At this, the young woman nearly laughed. She said, "Well, what's done is done. But don't ever behave with girls like this again. Understand!" Good grief, what kind of talk was this! I could see a rapport developing between them! Then my mood soured; I realized that friendship with the one I'd wanted to befriend was also impossible. Because he was a 'civilized savage,' and I needed an 'uncivilized savage.' Seeing such a strange specimen of civilization, my hope of becoming civilized was buried alive.
A few days later, I went to visit that friend's house. Above their bed was a beautiful shelf for keeping various cosmetic items. The rope that tied it to the bed had grown old. As was my habit, I sat leaning against that rope. My friend sat nearby; six of us were chatting. Just then my friend's eldest daughter came and started saying, "Hello, hello!" I understood nothing. My friend said, "What is it, Beauty dear, what do you want to say?" The girl opened her mouth like a boal fish and said something. From what I gathered, she said, "I won't call you Baba anymore." My friend asked, "Why?" She replied, "When I say Baba, my lipstick gets ruined, but when I say Daddy, it doesn't smudge. So from today I'll call you Daddy." My friend said proudly, "All right, dear, all right."
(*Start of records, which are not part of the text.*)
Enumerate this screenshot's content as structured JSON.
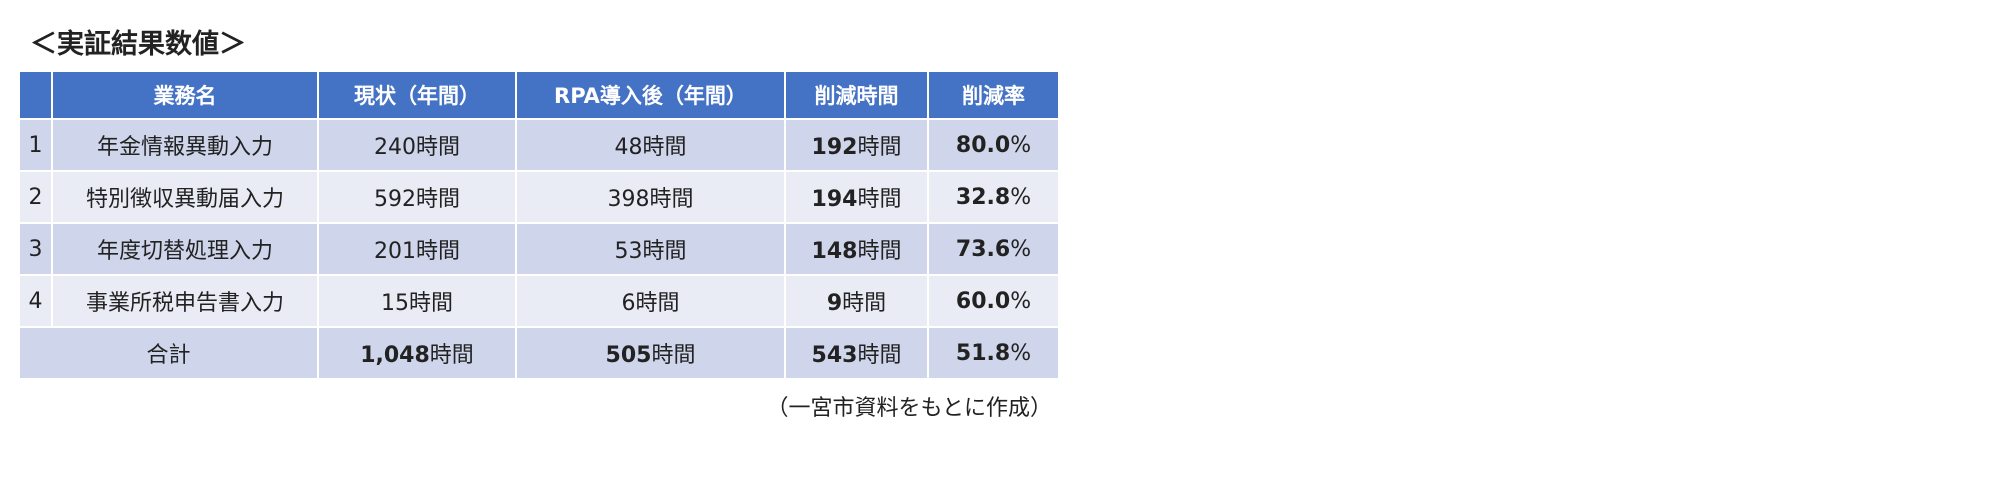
{
  "title": "＜実証結果数値＞",
  "table": {
    "header": [
      "",
      "業務名",
      "現状（年間）",
      "RPA導入後（年間）",
      "削減時間",
      "削減率"
    ],
    "rows": [
      [
        {
          "text": "1"
        },
        {
          "text": "年金情報異動入力"
        },
        {
          "text": "240時間"
        },
        {
          "text": "48時間"
        },
        {
          "num": "192",
          "unit": "時間"
        },
        {
          "num": "80.0",
          "unit": "%"
        }
      ],
      [
        {
          "text": "2"
        },
        {
          "text": "特別徴収異動届入力"
        },
        {
          "text": "592時間"
        },
        {
          "text": "398時間"
        },
        {
          "num": "194",
          "unit": "時間"
        },
        {
          "num": "32.8",
          "unit": "%"
        }
      ],
      [
        {
          "text": "3"
        },
        {
          "text": "年度切替処理入力"
        },
        {
          "text": "201時間"
        },
        {
          "text": "53時間"
        },
        {
          "num": "148",
          "unit": "時間"
        },
        {
          "num": "73.6",
          "unit": "%"
        }
      ],
      [
        {
          "text": "4"
        },
        {
          "text": "事業所税申告書入力"
        },
        {
          "text": "15時間"
        },
        {
          "text": "6時間"
        },
        {
          "num": "9",
          "unit": "時間"
        },
        {
          "num": "60.0",
          "unit": "%"
        }
      ]
    ],
    "total": [
      {
        "text": "合計"
      },
      {
        "num": "1,048",
        "unit": "時間"
      },
      {
        "num": "505",
        "unit": "時間"
      },
      {
        "num": "543",
        "unit": "時間"
      },
      {
        "num": "51.8",
        "unit": "%"
      }
    ]
  },
  "source": "（一宮市資料をもとに作成）"
}
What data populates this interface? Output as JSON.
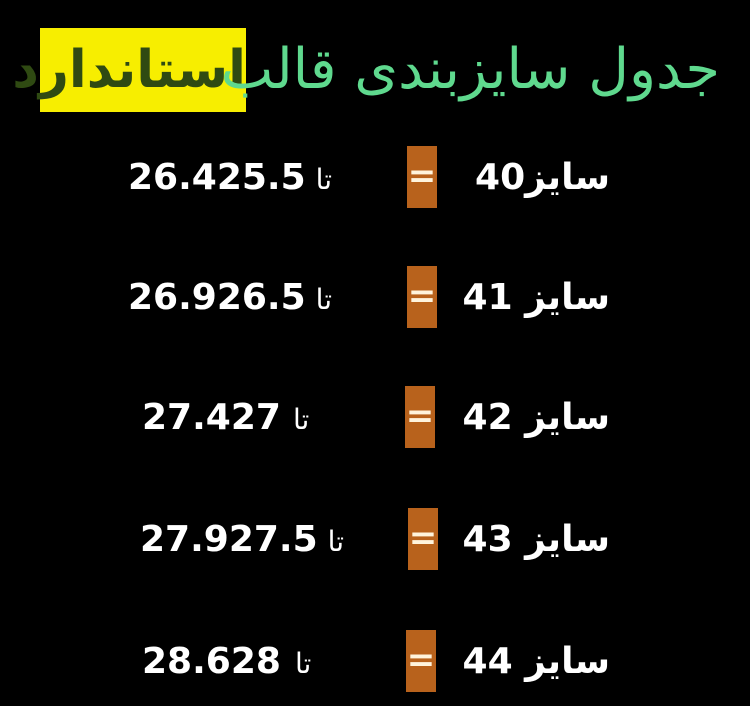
{
  "title": {
    "main": "جدول سایزبندی قالب",
    "highlight": "استاندارد"
  },
  "colors": {
    "background": "#000000",
    "title": "#5fd98e",
    "highlight_bg": "#f7ee00",
    "equals_box": "#b8621c"
  },
  "rows": [
    {
      "size": "سایز40",
      "equals": "=",
      "from": "25.5",
      "to_word": "تا",
      "to": "26.4"
    },
    {
      "size": "سایز 41",
      "equals": "=",
      "from": "26.5",
      "to_word": "تا",
      "to": "26.9"
    },
    {
      "size": "سایز 42",
      "equals": "=",
      "from": "27",
      "to_word": "تا",
      "to": "27.4"
    },
    {
      "size": "سایز 43",
      "equals": "=",
      "from": "27.5",
      "to_word": "تا",
      "to": "27.9"
    },
    {
      "size": "سایز 44",
      "equals": "=",
      "from": "28",
      "to_word": "تا",
      "to": "28.6"
    }
  ]
}
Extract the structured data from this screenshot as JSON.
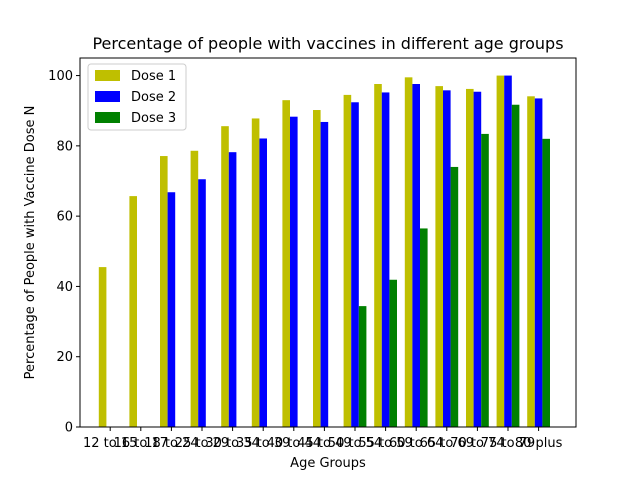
{
  "chart_data": {
    "type": "bar",
    "title": "Percentage of people with vaccines in different age groups",
    "xlabel": "Age Groups",
    "ylabel": "Percentage of People with Vaccine Dose N",
    "ylim": [
      0,
      105
    ],
    "yticks": [
      0,
      20,
      40,
      60,
      80,
      100
    ],
    "legend_position": "top-left",
    "categories": [
      "12 to 15",
      "16 to 17",
      "18 to 24",
      "25 to 29",
      "30 to 34",
      "35 to 39",
      "40 to 44",
      "45 to 49",
      "50 to 54",
      "55 to 59",
      "60 to 64",
      "65 to 69",
      "70 to 74",
      "75 to 79",
      "80 plus"
    ],
    "series": [
      {
        "name": "Dose 1",
        "color": "#bfbf00",
        "values": [
          45.5,
          65.7,
          77.1,
          78.6,
          85.6,
          87.8,
          93.0,
          90.2,
          94.5,
          97.6,
          99.5,
          97.0,
          96.2,
          100.0,
          94.1
        ]
      },
      {
        "name": "Dose 2",
        "color": "#0000ff",
        "values": [
          0,
          0,
          66.8,
          70.5,
          78.2,
          82.1,
          88.3,
          86.8,
          92.4,
          95.2,
          97.6,
          95.8,
          95.4,
          100.0,
          93.5
        ]
      },
      {
        "name": "Dose 3",
        "color": "#008000",
        "values": [
          0,
          0,
          0,
          0,
          0,
          0,
          0,
          0,
          34.4,
          41.9,
          56.5,
          74.0,
          83.4,
          91.7,
          82.0
        ]
      }
    ]
  }
}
Now I understood why the girl had been speaking with her mouth agape at first. But hearing all this, my body slumped, and I felt as if the sky had crashed down on my head. When my friend helped me up, I saw that it wasn't the sky above my head, but that shelf—civilization's living symbol complete with cosmetics—had fallen on me when the rope snapped. The rope had gotten a bit old, you see!
After that I said to my friend, "Oh dear! Under civilization's pressure you've become Daddy—who knows when you'll become a 'mace' and fall on someone's head, so I'm leaving."